The following comes from "Courting Success" which is a book written by Notre Dame coach Muffet McGraw.  It was written in 2003 following their NCAA Championship season and is one of my favorites because it delves into the philosophy that she has used to create an elite program. I have added some comments in bold italics:

"A player who refuses to accept her role will be unhappy, and usually ends up transferring.  I also tell them that if they don't like their role, then they should use the summer to change it."

I think this is critically important.  Players don't have to accept a current role as permanent.  They need to know that consistent, deliberate work in the off-season can add to their game and thus expand their role.  The thing that has to happen though is the communication of this concept from the coach.  Year-end meetings are necessary to help give a player motivation and vision for the off-season.  It must be communicated to the player exactly how you see her/his game.  Never assume they know how you feel -- that is a recipe for disaster.  Let them know what they did well and where they need to improve.  The next step is to give them a blueprint.  Be very detailed in the areas you want them to improve and be specific and how they can improve.  We give our players summer booklets that detail what we want them to work on including specific drills for them to use.  Each book is created individually to meet the needs of that particular student-athlete.

More from Coach McGraw:

"Great players work more individually outside of practice than the average players.  The really great players are the ones who come in early, stay late, and come in on their own.  Beth Morgan, Ruth Riley, and Katryna Gaither are examples, and it's obvious why they were the best players.  They knew their weaknesses, and they worked on those weaknesses.  We've had good players who came in and worked hard in practice.  But after those two hours are over, they leave.  The only way you can improve as a player is by what you do on your own.  To that extend, I believe that players are made over the summer.  If you put the time in over the summer, when the coaches aren't allowed to be there, that's when you really see the improvement.  It's very evident who put in the extra effort."
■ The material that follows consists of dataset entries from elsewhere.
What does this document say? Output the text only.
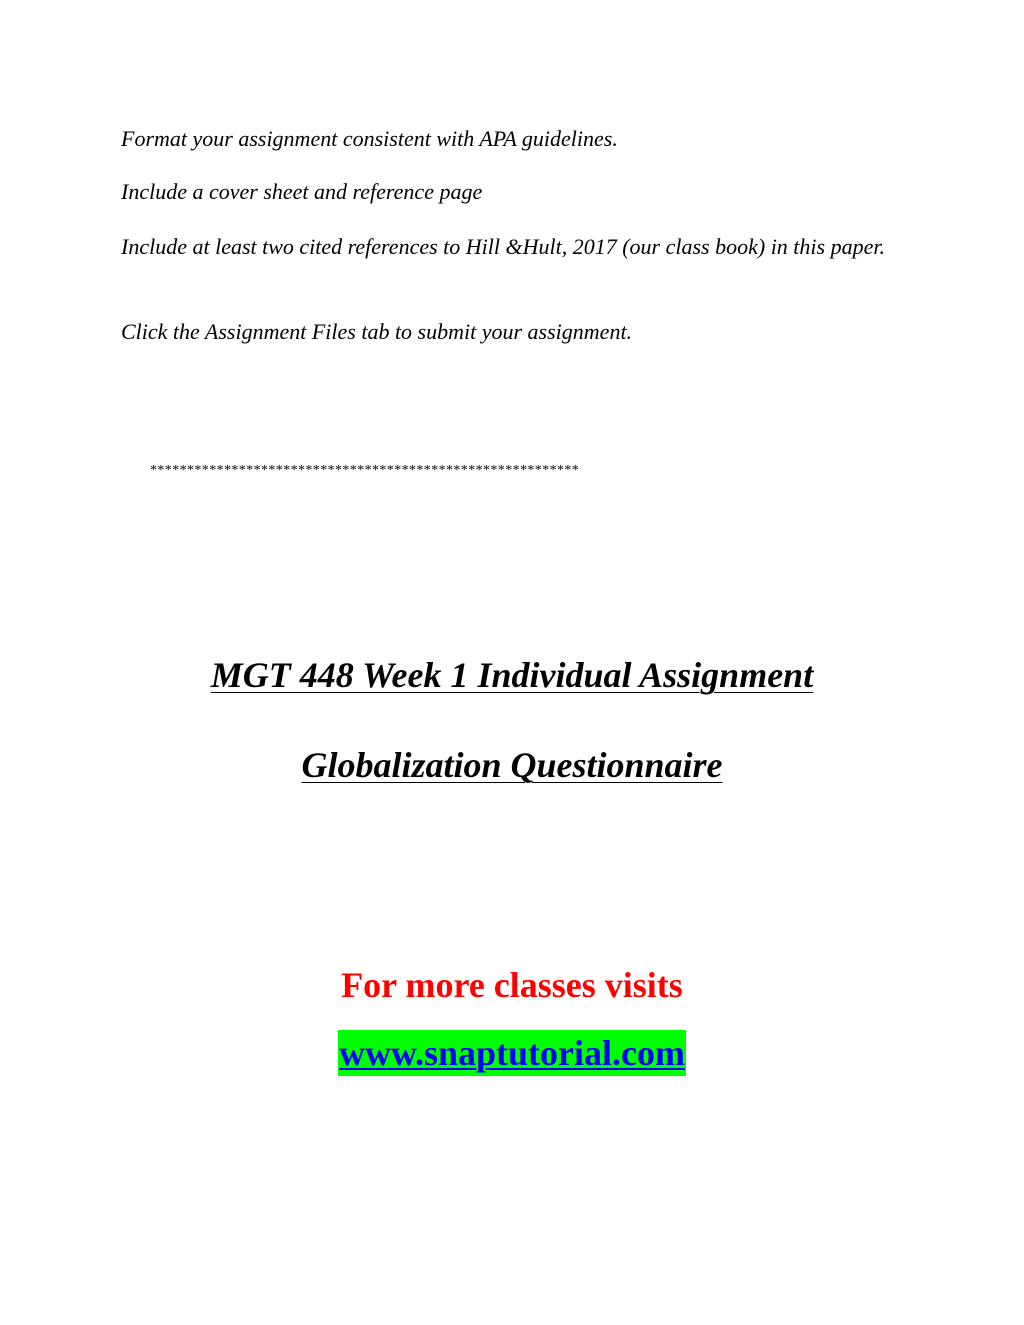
Format your assignment consistent with APA guidelines.

Include a cover sheet and reference page

Include at least two cited references to Hill &Hult, 2017 (our class book) in this paper.

Click the Assignment Files tab to submit your assignment.

**********************************************************

MGT 448 Week 1 Individual Assignment
Globalization Questionnaire

For more classes visits

www.snaptutorial.com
What I liked about Coach McGraw's passage above is that she called out the names of the players on her team that had excelled in the off-season.  As a coach, it's important that you acknowledge those that are dedicated in the off-season.  First, because they have earned your compliment.  And second -- and more importantly -- that you let your entire team know that you as a coach recognize those that are putting in the work.

And as Coach McGraw points out, the off-season is also a time of dedicated work for a coaching staff as well:

"At the end of the season, we begin preparing practices for the next year.  We review our offenses and defensed.  We watch a lot of game film.  Then we try to decide, based on which players will be returning, what will work and what won't next season.  We might talk about introducing new things depending upon our personnel.  It's important to do this because we can spend the summer learning.  We visit coaches and go to clinics.  If we think we'll be able to press in the upcoming season, for example, I'll assign an assistant coach to go visit Rick Pitino to learn more about presses.  In other words, for coaches, summer is for homework."

Again, the obvious approach of Coach McGraw and her staff in the summer is to work and continue to improve.  But the other positive effect to this is that her players see that the coaches are dedicated to off-season growth as well.  There is a reason that continuously successful programs continue to be successful -- it's a year-round occupation!